When Microsoft announced that the Copilot Studio extension for Visual Studio Code is now generally available, it immediately resonated with the kind of work I’ve been doing lately: complex, multi‑agent Copilot Studio solutions that have outgrown the browser‑only authoring experience.

In this post, I want to share a very concrete scenario where the VS Code extension saved a significant amount of time: refactoring website knowledge sources from a parent agent into a dedicated child agent as part of a multi‑agent orchestration pattern.

The starting point: a parent agent doing too much

Originally, my parent agent contained roughly 100 website‑based knowledge sources. While this worked initially, it became clear that this architecture didn’t scale well:

  • The parent agent should focus on orchestration and intent routing
  • Domain‑specific knowledge belongs in child agents
  • Knowledge isolation improves maintainability and clarity

Moving that many knowledge sources via the Copilot Studio web UI would have been slow and repetitive. The VS Code extension made it practical.

The refactoring workflow (step by step)

1. Create the child agent

First, I created a new child agent in Copilot Studio. This agent would ultimately own the website knowledge sources that were previously attached to the parent agent.

At this stage, the agent was mostly empty by design.

2. Publish the child agent

Publishing the child agent early is important. It ensures the agent exists as a fully realized artifact in Copilot Studio and can safely receive changes when syncing from VS Code later. Also publishing is needed so that you can set child agent to parent agent source.

3. Import the parent agent into VS Code

Next, I used the Copilot Studio VS Code extension to clone the parent agent into my local workspace.

This step exposes the full agent definition—topics, settings, and most importantly, knowledge source references—as editable files. Searching, navigating, and copying content is dramatically faster in VS Code than in the browser UI.

4. Import the child agent into VS Code

After that, I imported the child agent into VS Code as well, so both the parent and child agent definitions were available locally.
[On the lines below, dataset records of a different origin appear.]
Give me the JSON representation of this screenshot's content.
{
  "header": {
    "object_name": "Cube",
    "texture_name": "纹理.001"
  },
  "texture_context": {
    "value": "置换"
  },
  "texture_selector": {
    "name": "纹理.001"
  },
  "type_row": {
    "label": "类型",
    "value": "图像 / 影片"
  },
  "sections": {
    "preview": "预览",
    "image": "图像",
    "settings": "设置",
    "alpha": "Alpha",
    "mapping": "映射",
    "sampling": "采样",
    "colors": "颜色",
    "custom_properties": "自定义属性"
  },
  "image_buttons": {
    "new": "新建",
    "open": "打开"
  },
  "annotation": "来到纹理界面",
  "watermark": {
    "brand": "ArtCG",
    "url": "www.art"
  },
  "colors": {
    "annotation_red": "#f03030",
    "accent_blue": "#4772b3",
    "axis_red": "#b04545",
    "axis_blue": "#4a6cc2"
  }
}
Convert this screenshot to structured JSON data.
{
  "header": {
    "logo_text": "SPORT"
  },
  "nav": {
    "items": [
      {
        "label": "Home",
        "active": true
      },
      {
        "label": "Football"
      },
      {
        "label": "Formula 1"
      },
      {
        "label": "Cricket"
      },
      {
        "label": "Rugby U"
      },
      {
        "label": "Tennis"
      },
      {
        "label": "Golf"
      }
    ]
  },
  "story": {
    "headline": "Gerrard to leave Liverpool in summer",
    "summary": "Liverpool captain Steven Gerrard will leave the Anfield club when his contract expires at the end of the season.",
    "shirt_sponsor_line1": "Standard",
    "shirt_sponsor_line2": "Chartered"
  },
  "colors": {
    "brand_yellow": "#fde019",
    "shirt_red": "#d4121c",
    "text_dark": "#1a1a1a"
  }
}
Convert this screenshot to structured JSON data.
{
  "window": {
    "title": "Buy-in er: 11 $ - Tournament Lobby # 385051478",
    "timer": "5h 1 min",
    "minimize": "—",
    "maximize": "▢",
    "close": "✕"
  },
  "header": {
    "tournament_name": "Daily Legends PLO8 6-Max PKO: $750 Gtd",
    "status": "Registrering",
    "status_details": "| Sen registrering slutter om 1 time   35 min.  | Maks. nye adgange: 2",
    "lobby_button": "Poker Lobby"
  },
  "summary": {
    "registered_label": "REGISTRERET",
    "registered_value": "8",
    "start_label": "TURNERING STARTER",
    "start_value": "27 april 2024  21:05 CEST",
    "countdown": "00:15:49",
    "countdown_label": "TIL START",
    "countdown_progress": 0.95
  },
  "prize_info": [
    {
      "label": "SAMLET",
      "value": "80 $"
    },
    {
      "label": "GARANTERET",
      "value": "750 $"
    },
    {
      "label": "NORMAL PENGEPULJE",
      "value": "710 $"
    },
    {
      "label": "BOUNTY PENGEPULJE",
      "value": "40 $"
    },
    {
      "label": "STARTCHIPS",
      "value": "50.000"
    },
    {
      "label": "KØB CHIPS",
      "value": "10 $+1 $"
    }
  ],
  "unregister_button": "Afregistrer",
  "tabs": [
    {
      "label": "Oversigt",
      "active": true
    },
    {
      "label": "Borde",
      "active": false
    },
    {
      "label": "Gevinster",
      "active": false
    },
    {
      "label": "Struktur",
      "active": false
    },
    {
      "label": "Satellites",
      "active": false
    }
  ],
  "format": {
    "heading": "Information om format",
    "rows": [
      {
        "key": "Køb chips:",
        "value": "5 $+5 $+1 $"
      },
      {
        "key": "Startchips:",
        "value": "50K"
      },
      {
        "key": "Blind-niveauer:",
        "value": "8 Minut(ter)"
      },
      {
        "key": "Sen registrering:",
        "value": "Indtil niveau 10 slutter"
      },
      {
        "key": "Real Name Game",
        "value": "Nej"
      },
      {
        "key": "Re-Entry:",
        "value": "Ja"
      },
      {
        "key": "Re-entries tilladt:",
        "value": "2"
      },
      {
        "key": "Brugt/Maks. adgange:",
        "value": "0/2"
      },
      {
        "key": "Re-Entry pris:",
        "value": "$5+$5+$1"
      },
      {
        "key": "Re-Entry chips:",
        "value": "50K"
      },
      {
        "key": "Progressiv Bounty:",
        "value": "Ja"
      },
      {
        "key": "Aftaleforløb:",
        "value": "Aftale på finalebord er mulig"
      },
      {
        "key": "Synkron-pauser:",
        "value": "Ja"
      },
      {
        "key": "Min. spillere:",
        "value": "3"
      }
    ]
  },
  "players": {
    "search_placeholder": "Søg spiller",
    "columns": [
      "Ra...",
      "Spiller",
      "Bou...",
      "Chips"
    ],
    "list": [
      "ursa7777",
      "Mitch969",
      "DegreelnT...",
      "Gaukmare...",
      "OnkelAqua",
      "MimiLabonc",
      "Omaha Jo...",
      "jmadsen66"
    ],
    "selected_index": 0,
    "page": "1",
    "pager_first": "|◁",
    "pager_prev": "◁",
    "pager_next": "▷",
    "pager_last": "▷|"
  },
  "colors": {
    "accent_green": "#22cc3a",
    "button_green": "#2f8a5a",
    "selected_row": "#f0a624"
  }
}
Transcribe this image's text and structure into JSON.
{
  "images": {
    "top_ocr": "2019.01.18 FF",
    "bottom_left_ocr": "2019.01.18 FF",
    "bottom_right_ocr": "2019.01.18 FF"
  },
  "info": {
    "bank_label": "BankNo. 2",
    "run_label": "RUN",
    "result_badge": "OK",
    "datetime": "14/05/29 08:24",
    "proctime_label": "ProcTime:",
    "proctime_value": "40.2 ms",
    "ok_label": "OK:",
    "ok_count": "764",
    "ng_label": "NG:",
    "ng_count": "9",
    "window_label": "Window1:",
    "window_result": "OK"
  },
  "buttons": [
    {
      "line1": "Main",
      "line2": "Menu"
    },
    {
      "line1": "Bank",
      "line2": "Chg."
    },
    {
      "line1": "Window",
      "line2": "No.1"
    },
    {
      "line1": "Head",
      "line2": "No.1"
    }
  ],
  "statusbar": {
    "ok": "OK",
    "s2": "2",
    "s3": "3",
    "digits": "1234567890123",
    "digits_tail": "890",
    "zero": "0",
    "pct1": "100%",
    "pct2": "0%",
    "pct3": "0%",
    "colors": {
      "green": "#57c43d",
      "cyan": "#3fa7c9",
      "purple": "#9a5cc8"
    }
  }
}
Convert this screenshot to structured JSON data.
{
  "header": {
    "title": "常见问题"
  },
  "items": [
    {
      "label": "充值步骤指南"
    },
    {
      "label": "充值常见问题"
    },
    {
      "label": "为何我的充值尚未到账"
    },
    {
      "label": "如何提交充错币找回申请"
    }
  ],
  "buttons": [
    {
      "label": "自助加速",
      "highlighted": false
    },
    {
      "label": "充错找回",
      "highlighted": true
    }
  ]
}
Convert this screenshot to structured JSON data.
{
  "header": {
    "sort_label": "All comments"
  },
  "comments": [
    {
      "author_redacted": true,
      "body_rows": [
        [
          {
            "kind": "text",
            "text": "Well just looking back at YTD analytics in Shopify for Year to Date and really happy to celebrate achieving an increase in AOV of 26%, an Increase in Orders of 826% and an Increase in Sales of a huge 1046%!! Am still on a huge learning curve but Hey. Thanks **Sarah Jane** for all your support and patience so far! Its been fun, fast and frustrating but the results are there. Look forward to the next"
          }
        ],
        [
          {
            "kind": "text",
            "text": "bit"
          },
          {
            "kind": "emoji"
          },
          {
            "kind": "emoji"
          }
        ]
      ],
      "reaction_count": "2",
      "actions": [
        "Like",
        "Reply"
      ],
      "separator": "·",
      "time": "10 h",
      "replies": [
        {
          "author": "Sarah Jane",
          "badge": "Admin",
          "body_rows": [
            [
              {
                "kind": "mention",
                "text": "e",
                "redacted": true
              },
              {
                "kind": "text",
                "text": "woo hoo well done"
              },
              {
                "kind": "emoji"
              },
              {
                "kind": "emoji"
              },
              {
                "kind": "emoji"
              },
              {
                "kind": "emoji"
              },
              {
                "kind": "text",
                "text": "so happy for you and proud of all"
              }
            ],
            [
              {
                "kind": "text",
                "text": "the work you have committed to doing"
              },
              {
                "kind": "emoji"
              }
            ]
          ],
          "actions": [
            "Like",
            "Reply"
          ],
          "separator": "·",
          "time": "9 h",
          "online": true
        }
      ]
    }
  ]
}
Having both agents side‑by‑side in the editor made it easy to reason about ownership boundaries and move content safely without losing context.

5. Copy the knowledge sources to the child agent in VS Code

With both agent definitions available locally, I copied the website knowledge source definitions from the parent agent files into the corresponding files of the child agent.

This is where the VS Code extension really shines:
bulk copy‑paste operations that would be painful in the UI are trivial when everything is plain text and fully searchable.

6. Rename the files in the child agent

Knowledge sources in Copilot Studio are stored in Dataverse, which enforces unique naming constraints. Because the child agent cannot reuse the same knowledge source names that already exist in the parent agent, renaming was required.

Rather than doing this manually, I used GitHub Copilot inside VS Code to:

  • Systematically rename the knowledge source files
  • Apply a consistent naming convention
  • Avoid Dataverse name collisions

This was fast, repeatable, and far less error‑prone than manual edits.

7. Upload changes to the child agent from VS Code

Once everything looked correct locally, I used the VS Code extension to apply the changes back to Copilot Studio, syncing the updated knowledge sources into the child agent.

At this point:

  • The child agent owned the website knowledge
  • The parent agent was lighter and focused on orchestration
  • The multi‑agent structure was much cleaner

All without having to recreate or reconfigure dozens of sources by hand.

Why this matters

This workflow highlights why the Copilot Studio VS Code extension is such a big step forward. It allows you to:

  • Treat agents as versionable, editable artifacts
  • Perform large‑scale refactoring safely
  • Combine Copilot Studio with GitHub Copilot for AI‑assisted changes
  • Evolve multi‑agent architectures without UI friction

As Microsoft puts it, the extension enables teams to apply software development hygiene—source control, structured edits, and confident iteration—to Copilot Studio agents.

Final thoughts

If you’re building multi‑agent Copilot Studio solutions and dealing with large knowledge bases, the VS Code extension isn’t just a convenience—it’s an architectural enabler.

For me, it turned what would have been a tedious migration into a fast, controlled refactor, and made it much easier to keep the parent agent focused on what it should do best: orchestrate.